Australia-China collaborative papers made up 16.2 per cent of all Australian scientific papers last year, compared to the US (the former leader) at 15.5 per cent, the UK (11.7 per cent), Germany (5.9 per cent) and Canada (5 per cent).
It’s no surprise that China is now Australia’s lead research partner because collaborations between the two countries have been steadily increasing for a couple of decades.
Why has this occurred? We know that China is a now a world leader in many physical sciences such as materials science, chemistry, engineering and computer science. So it’s not surprising that these are also areas in which collaboration is strongest, as researchers seek to work with others in the world at the top of their field.
The interesting thing is that the expansion of the Australia-China science relationship appears not to have been mainly funded by government research money. Australian Research Council funding for collaborative international projects in the last five years has China well down in fourth position after the US, the UK and Germany. In fact projects collaborating with the US have been funded 3.4 times more often than those with China.
So where did the rest of the money come from to pay for researchers’ collaboration with China?

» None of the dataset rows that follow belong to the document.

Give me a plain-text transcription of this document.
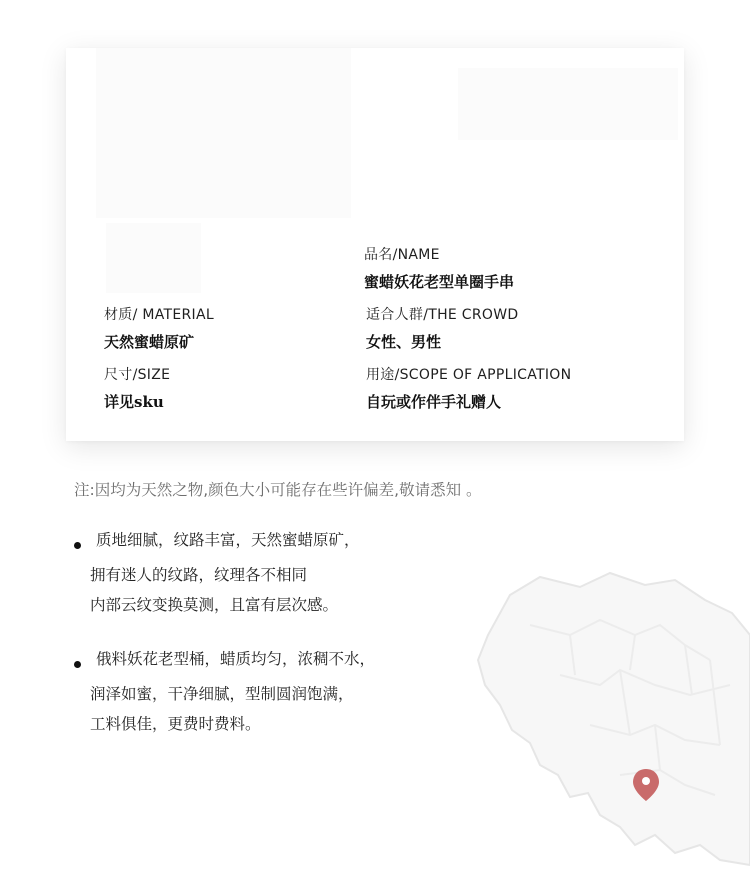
品名/NAME
蜜蜡妖花老型单圈手串
材质/ MATERIAL
天然蜜蜡原矿
适合人群/THE CROWD
女性、男性
尺寸/SIZE
详见sku
用途/SCOPE OF APPLICATION
自玩或作伴手礼赠人
注:因均为天然之物,颜色大小可能存在些许偏差,敬请悉知 。
质地细腻，纹路丰富，天然蜜蜡原矿，
拥有迷人的纹路，纹理各不相同
内部云纹变换莫测，且富有层次感。
俄料妖花老型桶，蜡质均匀，浓稠不水，
润泽如蜜，干净细腻，型制圆润饱满，
工料俱佳，更费时费料。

Almost certainly the source of it was earnings from international students, whose numbers (particularly from China) grew at the same time as research collaboration with China exploded.
In the same period Australian universities increased their hiring of researchers from the Chinese science diaspora. Although I have no figures on this, anecdotally a large number of the Australian authors on Australia-China collaborative papers are scientists of Chinese background now working in Australian universities.
So what will become of Australia-China research links now that the income universities earn from international students has cratered? Possibly (allowing for lag effects) we have seen peak research collaboration with China.
Some will be pleased by this. Undoubtedly the China government has sought to steal IP and sensitive research with military and security applications.
But, if strict procedures are followed around research with dual military and civilian uses, this risk can be minimised, and Australia emerges a net beneficiary of research links with China.
What if the lucrative international student market never recovers? In that case the Australia-China research boom is probably over.